Venture capital: presenting business plans to new investors

The new generations of entrepreneurs who have developed their business to the point of needing investors to build larger ones are hesitant to relinquish control of their business. CEOs who are raising capital for their business want to know that the investor can bring a profit to their business. Entrepreneurs are more likely to give up some control of their business if they feel strong chemistry between themselves and the investor and if the investor has great skills with many contacts to help grow the business.

Venture capital firms look for businesses with solid business plans that are realistic. Business plans should outline financial planning for the future growth of the business that covers all aspects. The plans must clearly demonstrate that the projected plans are sound and why more funding is needed. The documents must show how much money is needed for the business to grow and become profitable.

Most investors are also looking at those businesses where the owner has put their own money into the success of the business. If the owner is willing to take the risk, investors seem more willing to put up the additional capital needed. Entrepreneurs who are willing to take personal risk often work harder to grow the business.

When presenting business plans to investors, make sure the presenter has a good understanding of management and can be forceful in bringing the facts to the table. Make sure the entire team presenting business plans to potential investors is well versed in presenting the plans. Investors want to see a positive attitude from those who are going to run the business and spend the investors’ money.

Investors will want to see the company’s financial statements and budget plans. If the business is running, create a quick layout of the financials and how the business is doing. Investors are not looking for a perfectly financially sound business. They are looking to see how the finances are handled and what improvements need to be addressed.

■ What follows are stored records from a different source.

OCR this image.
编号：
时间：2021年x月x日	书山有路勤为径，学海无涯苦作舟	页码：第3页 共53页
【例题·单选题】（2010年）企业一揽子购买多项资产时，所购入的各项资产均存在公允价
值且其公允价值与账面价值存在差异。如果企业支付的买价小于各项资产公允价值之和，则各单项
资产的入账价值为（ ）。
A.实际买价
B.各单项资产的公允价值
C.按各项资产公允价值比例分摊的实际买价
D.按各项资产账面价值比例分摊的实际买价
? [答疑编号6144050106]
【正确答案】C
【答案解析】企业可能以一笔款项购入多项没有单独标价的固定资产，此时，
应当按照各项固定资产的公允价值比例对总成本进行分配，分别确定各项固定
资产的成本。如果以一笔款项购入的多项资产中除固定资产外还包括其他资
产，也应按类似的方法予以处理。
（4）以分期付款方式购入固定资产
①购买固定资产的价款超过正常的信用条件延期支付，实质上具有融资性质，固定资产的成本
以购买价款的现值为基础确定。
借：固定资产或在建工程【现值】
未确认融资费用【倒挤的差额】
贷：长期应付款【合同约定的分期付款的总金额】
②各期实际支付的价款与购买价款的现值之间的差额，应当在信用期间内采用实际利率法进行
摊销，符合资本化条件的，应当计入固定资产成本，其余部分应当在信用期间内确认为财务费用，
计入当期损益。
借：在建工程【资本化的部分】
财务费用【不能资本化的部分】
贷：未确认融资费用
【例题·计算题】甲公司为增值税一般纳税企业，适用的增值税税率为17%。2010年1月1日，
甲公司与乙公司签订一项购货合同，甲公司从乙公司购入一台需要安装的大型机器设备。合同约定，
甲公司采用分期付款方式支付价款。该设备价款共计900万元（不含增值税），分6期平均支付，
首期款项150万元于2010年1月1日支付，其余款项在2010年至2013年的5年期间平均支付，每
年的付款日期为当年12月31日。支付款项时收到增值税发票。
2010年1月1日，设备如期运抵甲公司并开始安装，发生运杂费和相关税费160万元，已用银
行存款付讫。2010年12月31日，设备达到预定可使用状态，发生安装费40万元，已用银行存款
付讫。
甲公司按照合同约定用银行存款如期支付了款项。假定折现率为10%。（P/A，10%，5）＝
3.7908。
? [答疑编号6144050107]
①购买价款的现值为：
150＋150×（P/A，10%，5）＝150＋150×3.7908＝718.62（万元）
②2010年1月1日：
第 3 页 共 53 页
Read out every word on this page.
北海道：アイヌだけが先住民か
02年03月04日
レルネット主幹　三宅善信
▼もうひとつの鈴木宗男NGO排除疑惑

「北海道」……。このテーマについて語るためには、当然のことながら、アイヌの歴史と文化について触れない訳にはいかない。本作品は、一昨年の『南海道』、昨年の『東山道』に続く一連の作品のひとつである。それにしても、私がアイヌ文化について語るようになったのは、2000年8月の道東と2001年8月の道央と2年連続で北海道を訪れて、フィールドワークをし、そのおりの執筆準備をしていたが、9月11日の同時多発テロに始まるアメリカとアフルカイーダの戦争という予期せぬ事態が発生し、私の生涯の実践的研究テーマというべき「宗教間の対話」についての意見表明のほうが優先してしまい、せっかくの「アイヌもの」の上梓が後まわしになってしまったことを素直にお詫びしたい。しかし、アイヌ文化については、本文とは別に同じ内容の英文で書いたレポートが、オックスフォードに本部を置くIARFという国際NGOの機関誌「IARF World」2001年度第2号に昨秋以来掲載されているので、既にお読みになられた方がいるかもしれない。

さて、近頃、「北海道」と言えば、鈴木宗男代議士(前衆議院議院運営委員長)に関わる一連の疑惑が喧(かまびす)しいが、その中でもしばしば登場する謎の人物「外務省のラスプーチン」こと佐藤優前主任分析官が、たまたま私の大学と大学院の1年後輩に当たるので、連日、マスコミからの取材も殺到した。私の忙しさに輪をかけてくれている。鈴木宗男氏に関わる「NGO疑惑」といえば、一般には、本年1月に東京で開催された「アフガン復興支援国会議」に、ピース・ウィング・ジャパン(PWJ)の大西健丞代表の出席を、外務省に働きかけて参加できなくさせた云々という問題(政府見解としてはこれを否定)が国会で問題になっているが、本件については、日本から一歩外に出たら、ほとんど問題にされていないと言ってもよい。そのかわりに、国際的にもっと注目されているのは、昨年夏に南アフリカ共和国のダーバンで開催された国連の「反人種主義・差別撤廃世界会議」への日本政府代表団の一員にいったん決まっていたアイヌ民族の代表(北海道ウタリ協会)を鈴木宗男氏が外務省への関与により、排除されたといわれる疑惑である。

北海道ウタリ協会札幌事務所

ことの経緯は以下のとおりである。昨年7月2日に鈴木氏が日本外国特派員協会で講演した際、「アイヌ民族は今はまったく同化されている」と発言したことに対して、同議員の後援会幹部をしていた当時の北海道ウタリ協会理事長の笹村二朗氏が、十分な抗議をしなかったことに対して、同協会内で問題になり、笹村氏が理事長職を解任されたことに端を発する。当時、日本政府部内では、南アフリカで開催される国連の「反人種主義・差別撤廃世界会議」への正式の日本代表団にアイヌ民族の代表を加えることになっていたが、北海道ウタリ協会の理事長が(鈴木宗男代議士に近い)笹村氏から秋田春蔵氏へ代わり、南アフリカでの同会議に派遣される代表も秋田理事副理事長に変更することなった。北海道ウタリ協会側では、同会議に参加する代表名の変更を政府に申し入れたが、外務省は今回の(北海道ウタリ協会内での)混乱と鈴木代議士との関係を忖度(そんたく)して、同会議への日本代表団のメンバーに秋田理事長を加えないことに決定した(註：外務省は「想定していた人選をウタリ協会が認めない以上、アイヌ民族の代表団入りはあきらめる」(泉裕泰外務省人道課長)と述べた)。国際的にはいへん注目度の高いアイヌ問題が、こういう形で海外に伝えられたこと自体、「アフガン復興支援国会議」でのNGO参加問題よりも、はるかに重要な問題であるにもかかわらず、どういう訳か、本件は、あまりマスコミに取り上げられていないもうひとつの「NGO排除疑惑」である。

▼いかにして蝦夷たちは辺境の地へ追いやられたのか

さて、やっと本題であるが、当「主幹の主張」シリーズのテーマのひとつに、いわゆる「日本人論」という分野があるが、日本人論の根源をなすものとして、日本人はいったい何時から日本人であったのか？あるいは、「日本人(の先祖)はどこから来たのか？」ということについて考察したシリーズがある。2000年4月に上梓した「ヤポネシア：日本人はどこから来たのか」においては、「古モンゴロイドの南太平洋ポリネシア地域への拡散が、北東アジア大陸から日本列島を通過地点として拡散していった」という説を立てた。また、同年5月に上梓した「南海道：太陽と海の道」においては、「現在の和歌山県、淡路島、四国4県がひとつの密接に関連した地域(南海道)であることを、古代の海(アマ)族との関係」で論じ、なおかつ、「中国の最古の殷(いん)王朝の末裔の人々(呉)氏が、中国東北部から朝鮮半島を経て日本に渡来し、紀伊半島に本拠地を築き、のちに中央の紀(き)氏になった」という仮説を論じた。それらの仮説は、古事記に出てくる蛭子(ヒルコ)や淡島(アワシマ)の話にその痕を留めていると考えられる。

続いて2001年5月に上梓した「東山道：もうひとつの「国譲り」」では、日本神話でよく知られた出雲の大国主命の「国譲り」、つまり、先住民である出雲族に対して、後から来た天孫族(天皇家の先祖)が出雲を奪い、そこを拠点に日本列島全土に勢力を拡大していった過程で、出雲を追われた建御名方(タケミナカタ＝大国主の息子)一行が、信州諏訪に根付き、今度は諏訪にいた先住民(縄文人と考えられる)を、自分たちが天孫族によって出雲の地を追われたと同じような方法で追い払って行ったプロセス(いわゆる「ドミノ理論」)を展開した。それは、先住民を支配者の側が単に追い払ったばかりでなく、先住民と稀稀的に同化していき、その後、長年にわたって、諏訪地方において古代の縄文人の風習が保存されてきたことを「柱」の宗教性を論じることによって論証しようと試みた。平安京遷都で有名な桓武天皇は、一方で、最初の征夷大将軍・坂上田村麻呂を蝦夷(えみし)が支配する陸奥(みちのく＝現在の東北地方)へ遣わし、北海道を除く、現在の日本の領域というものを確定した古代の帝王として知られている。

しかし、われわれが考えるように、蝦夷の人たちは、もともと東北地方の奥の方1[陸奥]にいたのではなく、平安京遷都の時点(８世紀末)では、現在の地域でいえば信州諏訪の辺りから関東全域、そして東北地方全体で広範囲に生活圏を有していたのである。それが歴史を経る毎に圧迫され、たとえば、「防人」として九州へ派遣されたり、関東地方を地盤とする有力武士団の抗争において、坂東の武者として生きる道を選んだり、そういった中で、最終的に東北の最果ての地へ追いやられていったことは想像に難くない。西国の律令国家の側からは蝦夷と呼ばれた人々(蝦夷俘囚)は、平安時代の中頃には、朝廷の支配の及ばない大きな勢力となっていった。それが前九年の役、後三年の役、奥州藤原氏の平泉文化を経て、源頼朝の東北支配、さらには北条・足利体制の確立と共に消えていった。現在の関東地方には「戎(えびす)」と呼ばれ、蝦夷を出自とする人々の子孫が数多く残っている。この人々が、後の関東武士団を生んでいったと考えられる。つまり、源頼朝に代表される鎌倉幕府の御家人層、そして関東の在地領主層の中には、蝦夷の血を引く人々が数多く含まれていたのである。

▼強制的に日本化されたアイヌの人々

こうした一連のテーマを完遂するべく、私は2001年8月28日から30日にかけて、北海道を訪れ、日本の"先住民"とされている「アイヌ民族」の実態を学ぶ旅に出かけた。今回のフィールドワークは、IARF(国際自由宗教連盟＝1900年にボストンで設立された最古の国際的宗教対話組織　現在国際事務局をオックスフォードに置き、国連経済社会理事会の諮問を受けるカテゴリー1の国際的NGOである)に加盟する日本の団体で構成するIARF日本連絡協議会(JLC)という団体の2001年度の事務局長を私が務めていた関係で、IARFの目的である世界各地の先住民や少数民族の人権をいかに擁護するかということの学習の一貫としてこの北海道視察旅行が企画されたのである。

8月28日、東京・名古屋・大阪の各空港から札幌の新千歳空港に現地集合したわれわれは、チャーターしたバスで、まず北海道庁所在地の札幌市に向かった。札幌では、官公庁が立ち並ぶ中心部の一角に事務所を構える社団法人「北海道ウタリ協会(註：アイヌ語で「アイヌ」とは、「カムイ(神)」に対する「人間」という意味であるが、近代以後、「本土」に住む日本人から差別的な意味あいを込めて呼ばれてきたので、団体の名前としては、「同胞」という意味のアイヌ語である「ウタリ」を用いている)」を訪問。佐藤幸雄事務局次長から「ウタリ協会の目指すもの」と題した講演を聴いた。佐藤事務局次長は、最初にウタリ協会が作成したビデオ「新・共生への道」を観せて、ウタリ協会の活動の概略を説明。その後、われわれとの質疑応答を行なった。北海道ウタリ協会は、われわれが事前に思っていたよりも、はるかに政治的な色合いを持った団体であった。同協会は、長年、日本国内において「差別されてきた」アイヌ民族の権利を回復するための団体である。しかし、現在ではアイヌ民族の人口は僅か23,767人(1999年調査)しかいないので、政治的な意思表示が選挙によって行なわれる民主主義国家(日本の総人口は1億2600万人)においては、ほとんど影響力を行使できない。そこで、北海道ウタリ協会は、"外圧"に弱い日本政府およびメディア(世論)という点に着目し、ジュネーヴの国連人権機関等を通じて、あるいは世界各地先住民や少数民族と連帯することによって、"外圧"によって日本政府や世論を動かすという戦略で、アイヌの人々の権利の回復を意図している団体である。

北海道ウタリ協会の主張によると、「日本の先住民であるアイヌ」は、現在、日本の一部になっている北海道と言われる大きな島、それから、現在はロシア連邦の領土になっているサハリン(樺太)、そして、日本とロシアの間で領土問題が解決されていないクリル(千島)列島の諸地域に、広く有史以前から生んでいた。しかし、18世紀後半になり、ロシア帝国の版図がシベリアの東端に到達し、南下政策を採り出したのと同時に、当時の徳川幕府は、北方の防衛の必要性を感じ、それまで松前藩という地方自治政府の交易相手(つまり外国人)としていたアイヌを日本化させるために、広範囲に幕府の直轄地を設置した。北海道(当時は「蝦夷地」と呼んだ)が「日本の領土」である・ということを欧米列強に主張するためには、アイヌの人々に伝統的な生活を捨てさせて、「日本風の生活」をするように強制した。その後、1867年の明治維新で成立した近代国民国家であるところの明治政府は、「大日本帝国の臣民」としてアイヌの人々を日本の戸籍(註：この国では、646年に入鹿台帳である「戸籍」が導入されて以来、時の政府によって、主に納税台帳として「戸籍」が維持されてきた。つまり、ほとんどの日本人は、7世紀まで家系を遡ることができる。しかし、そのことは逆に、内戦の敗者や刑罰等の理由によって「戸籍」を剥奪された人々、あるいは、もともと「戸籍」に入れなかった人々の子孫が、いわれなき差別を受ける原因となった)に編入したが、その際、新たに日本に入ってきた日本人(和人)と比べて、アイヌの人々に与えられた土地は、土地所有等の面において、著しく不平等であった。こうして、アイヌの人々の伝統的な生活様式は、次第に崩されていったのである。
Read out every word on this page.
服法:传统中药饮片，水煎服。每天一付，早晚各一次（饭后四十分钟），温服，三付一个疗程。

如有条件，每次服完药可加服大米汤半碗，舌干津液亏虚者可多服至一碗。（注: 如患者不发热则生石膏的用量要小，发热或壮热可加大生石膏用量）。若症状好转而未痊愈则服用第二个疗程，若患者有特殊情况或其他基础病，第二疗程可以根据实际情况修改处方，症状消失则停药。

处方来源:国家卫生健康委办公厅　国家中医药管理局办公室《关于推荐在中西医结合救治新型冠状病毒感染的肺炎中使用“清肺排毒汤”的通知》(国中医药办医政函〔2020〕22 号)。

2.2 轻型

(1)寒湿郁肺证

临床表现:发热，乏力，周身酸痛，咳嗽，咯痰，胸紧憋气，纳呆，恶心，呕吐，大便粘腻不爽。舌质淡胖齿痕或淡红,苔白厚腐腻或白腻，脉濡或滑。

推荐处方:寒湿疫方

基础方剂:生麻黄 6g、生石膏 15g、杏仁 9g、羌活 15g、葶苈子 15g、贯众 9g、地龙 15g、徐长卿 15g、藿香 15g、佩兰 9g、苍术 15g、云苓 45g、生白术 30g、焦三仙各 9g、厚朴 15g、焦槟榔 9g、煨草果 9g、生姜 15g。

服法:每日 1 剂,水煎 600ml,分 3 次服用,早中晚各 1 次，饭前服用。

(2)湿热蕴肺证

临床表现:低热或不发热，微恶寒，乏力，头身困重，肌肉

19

Equity investors are in high demand. Make sure all business plans are fully prepared correctly and all presenters are equipped with the proper financial reports, charts and budgets for the business. A poor introducer could decrease the company’s chances of getting the financial money needed to grow or expand a business. Investors will ask all kinds of questions and the answers should be the ones investors are looking for without any hesitation on the part of the presenter. Presenters must know the business inside and out and be able to have the patience to answer questions from more than one investor.

The final step would be to show exactly how much money is needed and how it will be spent to improve the business for future growth. Do not inflate the amount of money needed. Investors know business finance very well and do not play games when they invest their money.